2Measurement precision
If manual classification methods are used, then classification accuracy can be maintained, but the time consumption and productivity is reduced
Solution Approach 1:
The patent implements self-service through automated NLP processing that performs classification without requiring manual intervention. The system automatically extracts semantic concepts, generates representations, and maps them to classifications. This self-service mechanism maintains high accuracy through sophisticated semantic analysis while dramatically improving productivity by eliminating manual processing time.
Solution Approach 2:
The patent replaces the mechanical manual classification process with an automated computational system.
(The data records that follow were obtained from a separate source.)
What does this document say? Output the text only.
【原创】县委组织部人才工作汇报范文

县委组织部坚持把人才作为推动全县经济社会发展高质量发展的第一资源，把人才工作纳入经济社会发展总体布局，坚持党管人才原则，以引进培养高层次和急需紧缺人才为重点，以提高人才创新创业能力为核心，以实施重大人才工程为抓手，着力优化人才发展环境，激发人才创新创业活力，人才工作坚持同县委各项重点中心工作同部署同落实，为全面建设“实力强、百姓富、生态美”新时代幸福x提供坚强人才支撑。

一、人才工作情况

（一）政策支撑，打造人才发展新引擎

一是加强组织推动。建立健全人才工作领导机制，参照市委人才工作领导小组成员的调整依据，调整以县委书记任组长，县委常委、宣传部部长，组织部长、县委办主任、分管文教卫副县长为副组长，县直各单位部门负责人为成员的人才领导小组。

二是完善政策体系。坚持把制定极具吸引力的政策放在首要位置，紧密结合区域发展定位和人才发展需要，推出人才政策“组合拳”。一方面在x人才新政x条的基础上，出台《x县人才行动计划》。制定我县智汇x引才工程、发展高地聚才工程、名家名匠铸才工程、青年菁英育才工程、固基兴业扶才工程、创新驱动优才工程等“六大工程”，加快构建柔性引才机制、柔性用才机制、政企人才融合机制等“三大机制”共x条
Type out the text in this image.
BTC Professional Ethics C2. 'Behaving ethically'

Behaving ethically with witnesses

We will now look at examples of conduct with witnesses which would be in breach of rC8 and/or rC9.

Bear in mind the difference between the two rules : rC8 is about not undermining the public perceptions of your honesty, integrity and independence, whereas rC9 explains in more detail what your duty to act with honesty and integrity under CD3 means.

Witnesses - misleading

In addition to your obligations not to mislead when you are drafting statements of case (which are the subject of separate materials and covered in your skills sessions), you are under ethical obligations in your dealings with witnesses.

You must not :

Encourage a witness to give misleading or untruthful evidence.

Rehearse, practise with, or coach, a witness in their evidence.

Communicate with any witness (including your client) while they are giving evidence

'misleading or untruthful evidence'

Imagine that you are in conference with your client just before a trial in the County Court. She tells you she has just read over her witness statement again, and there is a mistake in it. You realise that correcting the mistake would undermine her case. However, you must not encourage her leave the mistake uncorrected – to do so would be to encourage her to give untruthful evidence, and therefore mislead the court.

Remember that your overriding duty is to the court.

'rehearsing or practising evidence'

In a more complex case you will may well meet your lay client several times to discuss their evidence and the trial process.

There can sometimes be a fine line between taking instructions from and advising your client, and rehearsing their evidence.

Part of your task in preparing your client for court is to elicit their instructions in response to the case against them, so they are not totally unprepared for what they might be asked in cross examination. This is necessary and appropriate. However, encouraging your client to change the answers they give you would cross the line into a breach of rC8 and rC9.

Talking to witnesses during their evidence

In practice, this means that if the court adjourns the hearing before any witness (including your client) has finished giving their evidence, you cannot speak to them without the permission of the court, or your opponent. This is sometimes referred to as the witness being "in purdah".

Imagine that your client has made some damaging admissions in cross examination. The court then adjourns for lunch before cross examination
Instead of human operators manually reviewing and classifying events, the system uses NLP algorithms, semantic concept extraction, and machine learning models to automatically perform classification. This substitution maintains accuracy through intelligent processing while achieving high-speed automated classification.
3Measurement precision
If detailed Nature and Sub-Nature classifications are provided, then the measurement precision is improved, but the device complexity increases
Solution Approach 1:
The patent segments the classification system into distinct hierarchical levels: Event Type, Nature, and Sub-Nature. This segmentation allows the system to manage complexity by dividing the classification task into manageable components. Each level handles specific aspects of classification, making the overall system more manageable while providing detailed precision at each level. The modular hierarchical structure reduces perceived complexity while maintaining detailed classification capability.
Solution Approach 2:
The patent performs preliminary action by pre-processing the event narratives to extract semantic concepts and generate representations before the actual classification occurs. This preliminary processing simplifies the main classification task by preparing the data in advance, reducing the complexity of the classification process while enabling detailed classifications. The pre-extraction of semantic information makes the subsequent classification more straightforward and manageable.
Data Source
AI summary
Probabilistic event classifications systems and method are provided herein. In one embodiment, a method includes receiving an event narrative, the event narrative comprising textual content describing a safety event, parsing the textual content to identify key terms, searching a safety event database for classifications associated with the key terms, selecting a set of classifications based on the key terms using statistical analysis, the set of classifications comprising potential event types for the event narrative, and displaying the set of classifications for the event narrative via a graphical user interface.